Sulitnya memprediksi laut adalah alasan Kura Kura Resort, salah satu penginapan di Karimunjawa, menyediakan layanan pesawat dari Semarang. Dengan durasi terbang hanya 40 menit, penumpang bisa langsung mendarat di Bandara Dewadaru. Sayang, akibat minim penumpang, dua maskapai yang memiliki rute ke sini—Kura Kura Aviation dan Deraya—berhenti beroperasi. Yang tersisa hanyalah pesawat carter milik Asco Nusa Air.

Dua tahun lagi, situasi itu mungkin akan berubah. Arus turis memberi alasan bagi pemerintah setempat membenahi akses jalur udara. Bandara Dewadaru, yang namanya diambil dari nama tanaman lokal, akan diperpanjang landasannya agar maskapai berjadwal semacam Kal Star sudi mampir. Jika sudah terwujud, wisatawan tak perlu lagi bertarung dengan Laut Jawa dan mencelupkan wajahnya ke kantong plastik demi menikmati liburan.

Kartini akhirnya berlabuh di Pulau Karimunjawa, pulau terbesar di kepulauan ini. Waktu tempuh molor 30 menit. “Saya kira tidak jadi datang,” ujar Eko Budi Susanto, staf Kura Kura Resort. “Tadi saya dengar kabar, ombak mencapai dua meter dan jadwal kapal dibatalkan.” Di jalur labil Karimunjawa, kapal gagal berangkat adalah tragedi yang harus dimaklumi. Tahun lalu, seorang teman bahkan terjebak selama empat hari akibat cuaca buruk.

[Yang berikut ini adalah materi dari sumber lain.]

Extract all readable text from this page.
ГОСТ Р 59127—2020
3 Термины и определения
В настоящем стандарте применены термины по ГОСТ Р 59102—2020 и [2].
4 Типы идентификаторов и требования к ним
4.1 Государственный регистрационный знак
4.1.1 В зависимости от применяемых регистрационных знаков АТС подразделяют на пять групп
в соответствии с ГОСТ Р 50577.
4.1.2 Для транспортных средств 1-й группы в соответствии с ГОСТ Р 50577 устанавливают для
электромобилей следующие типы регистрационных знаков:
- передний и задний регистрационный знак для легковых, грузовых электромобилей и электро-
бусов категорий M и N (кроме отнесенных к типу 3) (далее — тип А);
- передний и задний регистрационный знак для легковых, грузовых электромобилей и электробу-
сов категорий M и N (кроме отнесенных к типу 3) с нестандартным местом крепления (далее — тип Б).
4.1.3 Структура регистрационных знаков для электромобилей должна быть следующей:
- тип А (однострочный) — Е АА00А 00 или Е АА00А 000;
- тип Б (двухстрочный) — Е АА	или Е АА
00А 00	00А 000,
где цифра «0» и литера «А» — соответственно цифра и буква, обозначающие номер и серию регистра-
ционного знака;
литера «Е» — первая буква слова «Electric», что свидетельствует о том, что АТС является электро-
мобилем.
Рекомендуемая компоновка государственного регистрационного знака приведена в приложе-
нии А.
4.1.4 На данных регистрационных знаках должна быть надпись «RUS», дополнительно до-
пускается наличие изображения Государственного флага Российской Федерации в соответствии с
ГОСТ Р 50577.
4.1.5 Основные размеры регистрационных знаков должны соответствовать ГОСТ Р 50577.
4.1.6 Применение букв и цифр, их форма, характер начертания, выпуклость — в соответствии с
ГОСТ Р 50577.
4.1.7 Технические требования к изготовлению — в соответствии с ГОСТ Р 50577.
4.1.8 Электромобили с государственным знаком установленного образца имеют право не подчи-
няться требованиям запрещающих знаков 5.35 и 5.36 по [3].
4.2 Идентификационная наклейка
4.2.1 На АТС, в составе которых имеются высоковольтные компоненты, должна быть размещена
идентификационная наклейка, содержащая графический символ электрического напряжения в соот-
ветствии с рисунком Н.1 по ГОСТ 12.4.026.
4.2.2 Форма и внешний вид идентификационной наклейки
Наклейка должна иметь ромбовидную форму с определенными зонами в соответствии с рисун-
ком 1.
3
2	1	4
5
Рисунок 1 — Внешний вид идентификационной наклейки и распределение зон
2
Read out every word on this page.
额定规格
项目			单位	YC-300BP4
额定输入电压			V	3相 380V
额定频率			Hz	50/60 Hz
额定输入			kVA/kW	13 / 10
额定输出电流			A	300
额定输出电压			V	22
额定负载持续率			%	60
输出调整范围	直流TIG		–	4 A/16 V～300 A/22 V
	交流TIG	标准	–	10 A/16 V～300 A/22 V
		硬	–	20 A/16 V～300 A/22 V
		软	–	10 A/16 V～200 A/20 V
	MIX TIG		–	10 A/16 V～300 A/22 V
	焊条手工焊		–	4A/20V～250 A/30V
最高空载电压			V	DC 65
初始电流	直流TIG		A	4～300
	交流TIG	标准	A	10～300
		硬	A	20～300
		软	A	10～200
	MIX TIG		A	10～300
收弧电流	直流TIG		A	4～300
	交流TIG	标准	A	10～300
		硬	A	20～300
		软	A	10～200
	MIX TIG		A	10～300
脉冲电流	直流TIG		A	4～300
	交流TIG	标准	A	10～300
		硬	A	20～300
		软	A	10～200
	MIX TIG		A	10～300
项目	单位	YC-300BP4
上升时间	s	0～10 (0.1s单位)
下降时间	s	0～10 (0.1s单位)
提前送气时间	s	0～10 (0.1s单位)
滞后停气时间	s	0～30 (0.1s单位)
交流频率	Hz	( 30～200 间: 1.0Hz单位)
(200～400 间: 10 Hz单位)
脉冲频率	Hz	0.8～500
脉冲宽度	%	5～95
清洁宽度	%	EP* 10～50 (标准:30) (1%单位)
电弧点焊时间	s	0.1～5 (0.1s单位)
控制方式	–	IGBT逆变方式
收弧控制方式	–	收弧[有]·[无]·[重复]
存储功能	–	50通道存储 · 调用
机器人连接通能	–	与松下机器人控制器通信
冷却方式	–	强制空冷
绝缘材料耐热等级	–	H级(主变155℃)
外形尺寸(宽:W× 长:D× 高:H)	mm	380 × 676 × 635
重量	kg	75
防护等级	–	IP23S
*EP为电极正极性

Kendati harus bertaruh dengan laut temperamental, keinginan melihat replika Maladewa terus mendorong pelancong menyatroni pulau-pulau anggun Karimunjawa. Di pertengahan tahun, ketika permukaan air tenang seperti danau, jumlah turis mencapai puncaknya. Di musim ombak dari Januari hingga Februari, bumi Karimunjawa terisolasi dari dunia. Namun, di tempat secantik ini, isolasi tidak berarti bui, malah bisa jadi disambut dengan lapang hati.

Pelaut-pelaut asing juga sudah lama kepincut oleh karisma tempat ini. Ajang anual Sail Indonesia selalu mencantumkan Karimunjawa dalam rute pelayarannya. Juli tahun ini, lebih dari 150 kapal layar bertolak dari Darwin, berputar-putar selama tujuh minggu di Nusa Tenggara Timur, kemudian singgah di Karimunjawa sebelum meluncur ke Bintan dan Singapura.

Dalam peta ekspedisi maritim, peran Karimunjawa juga signifikan. Tongkang batu bara dan alat berat dari Kalimantan rutin singgah guna melego jangkar dan mengisi ulang perbekalan. Saat cuaca ekstrem, pulau-pulau di sini bertindak layaknya pemecah ombak alami yang menyediakan perlindungan bagi pelaut dalam pelayaran ke Surabaya atau Cirebon.

Dari dermaga, saya menaiki speedboat, lalu meluncur ke Kura Kura Resort. Laut masih ganas. Tak ada kantong plastik. Tak ada film Avatar. Saya mengobati perut mual dengan menebarkan pandangan ke pulau-pulau mungil dan pantai-pantainya yang menyilaukan di bawah sorotan matahari terik bulan Mei.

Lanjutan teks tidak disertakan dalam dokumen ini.